Hence, there is a need to reframe languages thought of as “dialects” within Malaysia that reflect the many varieties of Malaysian Chinese identities. “Dialects” typically have a reputation as a language that people default to in order to fully express their anger. The mixing of languages in Malaysia is typically celebrated for multiculturalism and achievement of the 1Malaysia agenda but the discourse on individual Malaysian Chinese and Indian identities really only begins and ends with if you are banana or coconut. Rarely do we assess the internal dynamics and identities of being Malaysian Chinese beyond defending its right to exist. It is as Li Zishu 黎紫书 asks: “In our generation, we have no homeland nor cultural origin [in China]. We grow up here [Malaysia]. How  do  we  face  this  place?  How  do  we  learn  about  ourselves?” [3]

There was a saga that happened a while after the 2019 protests surrounding Nigel Ng, a UK-based Malaysian comedian who became viral for his reaction video to BBC Food’s egg fried-rice fiasco. Ng was heavily criticized for apologizing on Weibo after featuring YouTuber Mike Chen, who has been openly critical of the CCP, in one of his videos. This prompted several netizens on Twitter to say it was an open secret that Malaysian Chinese were devoutly dedicated to their homeland, while others have praised Ng as a “vision of a globalised Asian citizen: he’s fluent in English and dresses stylishly.”

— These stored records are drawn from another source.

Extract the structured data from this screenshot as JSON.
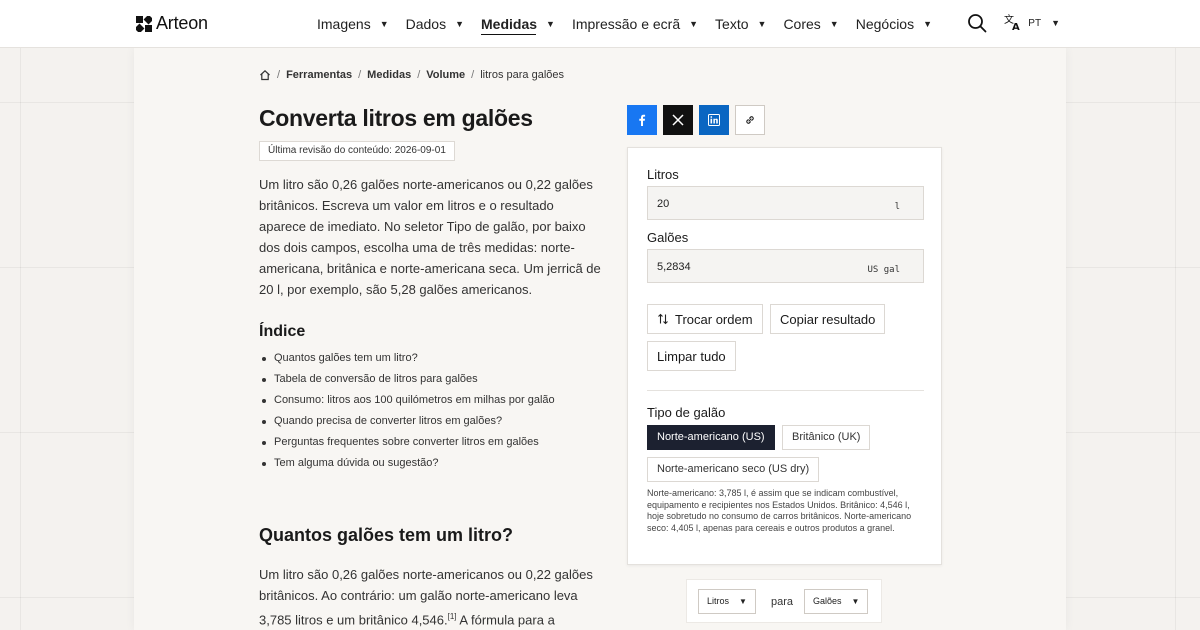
{
  "header": {
    "logo_text": "Arteon",
    "nav": [
      {
        "label": "Imagens",
        "active": false
      },
      {
        "label": "Dados",
        "active": false
      },
      {
        "label": "Medidas",
        "active": true
      },
      {
        "label": "Impressão e ecrã",
        "active": false
      },
      {
        "label": "Texto",
        "active": false
      },
      {
        "label": "Cores",
        "active": false
      },
      {
        "label": "Negócios",
        "active": false
      }
    ],
    "caret": "▼",
    "lang": "PT"
  },
  "breadcrumb": {
    "items": [
      "Ferramentas",
      "Medidas",
      "Volume"
    ],
    "current": "litros para galões",
    "sep": "/"
  },
  "article": {
    "title": "Converta litros em galões",
    "revision": "Última revisão do conteúdo: 2026-09-01",
    "intro": "Um litro são 0,26 galões norte-americanos ou 0,22 galões britânicos. Escreva um valor em litros e o resultado aparece de imediato. No seletor Tipo de galão, por baixo dos dois campos, escolha uma de três medidas: norte-americana, britânica e norte-americana seca. Um jerricã de 20 l, por exemplo, são 5,28 galões americanos.",
    "index_title": "Índice",
    "index": [
      "Quantos galões tem um litro?",
      "Tabela de conversão de litros para galões",
      "Consumo: litros aos 100 quilómetros em milhas por galão",
      "Quando precisa de converter litros em galões?",
      "Perguntas frequentes sobre converter litros em galões",
      "Tem alguma dúvida ou sugestão?"
    ],
    "h2": "Quantos galões tem um litro?",
    "para2_before_sup": "Um litro são 0,26 galões norte-americanos ou 0,22 galões britânicos. Ao contrário: um galão norte-americano leva 3,785 litros e um britânico 4,546.",
    "para2_sup": "[1]",
    "para2_after_sup": " A fórmula para a"
  },
  "converter": {
    "liters_label": "Litros",
    "liters_value": "20",
    "liters_unit": "l",
    "gallons_label": "Galões",
    "gallons_value": "5,2834",
    "gallons_unit": "US gal",
    "swap_label": "Trocar ordem",
    "copy_label": "Copiar resultado",
    "clear_label": "Limpar tudo",
    "gallon_type_label": "Tipo de galão",
    "options": [
      {
        "label": "Norte-americano (US)",
        "selected": true
      },
      {
        "label": "Britânico (UK)",
        "selected": false
      },
      {
        "label": "Norte-americano seco (US dry)",
        "selected": false
      }
    ],
    "note": "Norte-americano: 3,785 l, é assim que se indicam combustível, equipamento e recipientes nos Estados Unidos. Britânico: 4,546 l, hoje sobretudo no consumo de carros britânicos. Norte-americano seco: 4,405 l, apenas para cereais e outros produtos a granel."
  },
  "unit_selector": {
    "from": "Litros",
    "to_word": "para",
    "to": "Galões",
    "caret": "▼"
  },
  "colors": {
    "facebook": "#1877f2",
    "x": "#111111",
    "linkedin": "#0a66c2",
    "selected_chip": "#1c2130"
  }
}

Teaching an English-speaking audience “haiya” and “fuiyoh” (Cilisos claims the latter is from Malay and Tamil!) while validating audiences from the east, Ng represents the dream many Malaysian Chinese have for their children, which is for them to eventually become international citizens in the West or East. However, ethnic Chinese continue to face the assumption that they carry “imputed nationalism: the assumption that Chinese outside China continue to focus on their Homeland, whether historically, culturally or even politically” and that they continue to expand the homeland into a global setting. [4] As the Hong Kong protests have opened up space to bring up regional identities and languages, maybe we in Malaysia should start challenging this assumption.

 

References

[1] Selvadurai, Sivapalan, Ong Puay Liu, Marsitah Mohd Radzi, Ong Puay Hoon, Ong Puay Tee, and Badariah Saibeh. “Debating education for nation-building in Malaysia: National school persistence or vernacular school resistance?.” Geografia-Malaysian Journal of Society and Space 11, no. 13 (2017), p. 15.

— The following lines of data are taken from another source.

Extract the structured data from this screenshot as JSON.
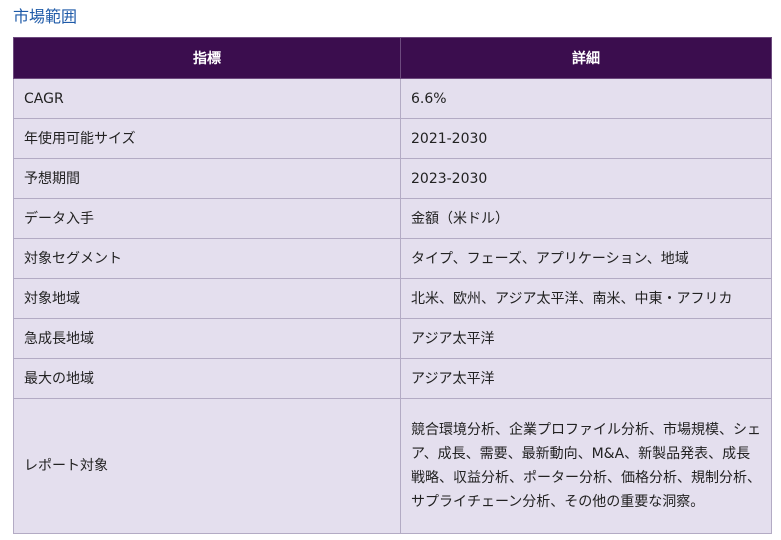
{
  "section": {
    "title": "市場範囲"
  },
  "table": {
    "headers": [
      "指標",
      "詳細"
    ],
    "rows": [
      {
        "metric": "CAGR",
        "detail": "6.6%"
      },
      {
        "metric": "年使用可能サイズ",
        "detail": "2021-2030"
      },
      {
        "metric": "予想期間",
        "detail": "2023-2030"
      },
      {
        "metric": "データ入手",
        "detail": "金額（米ドル）"
      },
      {
        "metric": "対象セグメント",
        "detail": "タイプ、フェーズ、アプリケーション、地域"
      },
      {
        "metric": "対象地域",
        "detail": "北米、欧州、アジア太平洋、南米、中東・アフリカ"
      },
      {
        "metric": "急成長地域",
        "detail": "アジア太平洋"
      },
      {
        "metric": "最大の地域",
        "detail": "アジア太平洋"
      },
      {
        "metric": "レポート対象",
        "detail": "競合環境分析、企業プロファイル分析、市場規模、シェア、成長、需要、最新動向、M&A、新製品発表、成長戦略、収益分析、ポーター分析、価格分析、規制分析、サプライチェーン分析、その他の重要な洞察。"
      }
    ]
  },
  "colors": {
    "title": "#1e5aa8",
    "header_bg": "#3b0d4e",
    "cell_bg": "#e4dfee",
    "border": "#b3abc4"
  }
}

[2] Leung Rachel Ka Yin, “Word generation,” Mekong Review, September 2019 [https://mekongreview.com/word-generation/]

[3] Tse  Shuen,  “黎紫書的「閱」、「歷」人生,” Ming   Pao,  3 July 2017 [http://mingpaomonthly.com/mpm/wp-content/uploads/2017/07/bookc000180.pdf]

[4] Kuhn, Philip A. The homeland: Thinking about the history of Chinese overseas. Vol. 58. Canberra: Australian National University, 1997.